Visual Studio 2008 now provides in-the-box (and in the .NET Framework) support for building business processes as workflows and reliably integrating them with other applications, systems, and partners. This section takes a look at Windows Workflow (WF) for defining reusable business process and Windows Communication Foundation (WCF) for unlocking that business process across system boundaries.

Develop User Applications

Develop User Applications

.NET has quickly become pervasive throughout the entire Windows product world. It took only a few short years, but it is now fair to say that .NET is everywhere; Windows programming and .NET programming are now synonymous. Many of the user applications we interact with have some if not all of their base in .NET. This includes web applications, rich clients built on Windows, mobile applications, Office solutions, smart clients that work across the Web, and more. The good news is that the .NET developer is in high demand, and you can leverage your skills to target a wide audience.

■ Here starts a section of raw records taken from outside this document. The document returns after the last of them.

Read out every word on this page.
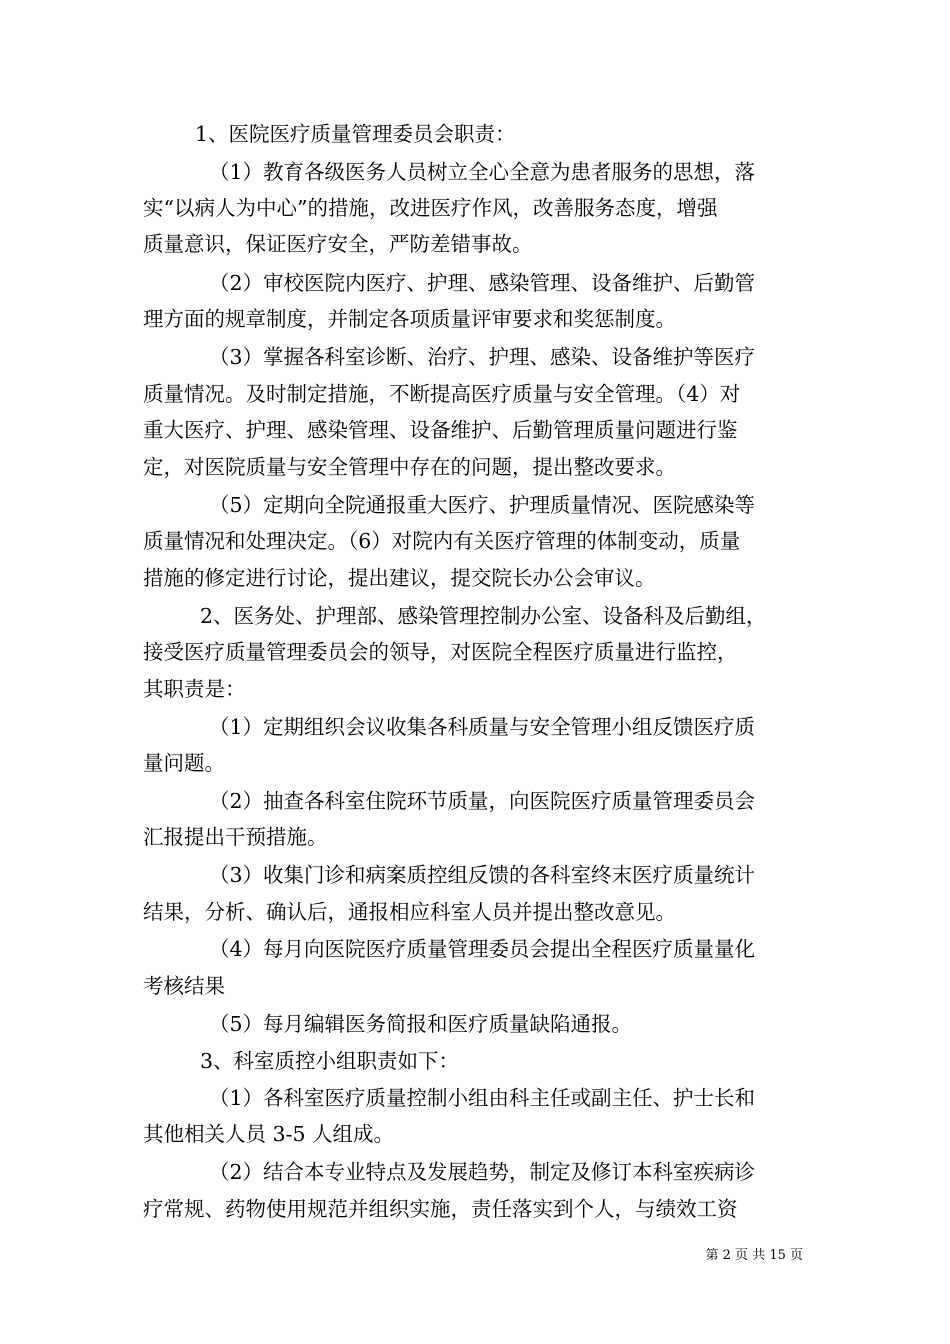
1、医院医疗质量管理委员会职责：

（1）教育各级医务人员树立全心全意为患者服务的思想，落

实“以病人为中心”的措施，改进医疗作风，改善服务态度，增强

质量意识，保证医疗安全，严防差错事故。

（2）审校医院内医疗、护理、感染管理、设备维护、后勤管

理方面的规章制度，并制定各项质量评审要求和奖惩制度。

（3）掌握各科室诊断、治疗、护理、感染、设备维护等医疗

质量情况。及时制定措施，不断提高医疗质量与安全管理。（4）对

重大医疗、护理、感染管理、设备维护、后勤管理质量问题进行鉴

定，对医院质量与安全管理中存在的问题，提出整改要求。

（5）定期向全院通报重大医疗、护理质量情况、医院感染等

质量情况和处理决定。（6）对院内有关医疗管理的体制变动，质量

措施的修定进行讨论，提出建议，提交院长办公会审议。

2、医务处、护理部、感染管理控制办公室、设备科及后勤组，

接受医疗质量管理委员会的领导，对医院全程医疗质量进行监控，

其职责是：

（1）定期组织会议收集各科质量与安全管理小组反馈医疗质

量问题。

（2）抽查各科室住院环节质量，向医院医疗质量管理委员会

汇报提出干预措施。

（3）收集门诊和病案质控组反馈的各科室终末医疗质量统计

结果，分析、确认后，通报相应科室人员并提出整改意见。

（4）每月向医院医疗质量管理委员会提出全程医疗质量量化

考核结果

（5）每月编辑医务简报和医疗质量缺陷通报。

3、科室质控小组职责如下：

（1）各科室医疗质量控制小组由科主任或副主任、护士长和

其他相关人员 3-5 人组成。

（2）结合本专业特点及发展趋势，制定及修订本科室疾病诊

疗常规、药物使用规范并组织实施，责任落实到个人，与绩效工资

第 2 页 共 15 页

ASP.NET—This allows you to build web-based (and browser-based) solutions using HTML, AJAX, and server-side processing. .
NetCF
—The .NET Compact Framework 3.5 runs on small devices and allows you to build applications that target these mobile devices. .
Sliverlight
—This is Microsoft’s new solution for developing highly interactive solutions experiences that combine video and animation, delivered across the Web for both Windows and Mac. .
VSTO—Visual Studio Tools for Office allows you to build solutions based on the Office productivity tools (including Outlook and SharePoint). .
WinForms—These are Windows forms used to deliver business applications and tools built on the windows platform. WinForms applications can be stand-alone or data-driven. In addition, WinForm applications may connect to web services, leverage resources on the client, and more. .
WPF—Windows Presentation Foundation combines WinForms, XAML, Smart Clients, 3D graphics, and more to allow you to create the richest, most fully featured client solutions that run on Windows. WPF applications can be delivered similar to a WinForms application. In addition, they can exist as a browser-hosted solution that runs in a security sandbox.
XNA—This technology allows you to build Xbox games using Visual Studio.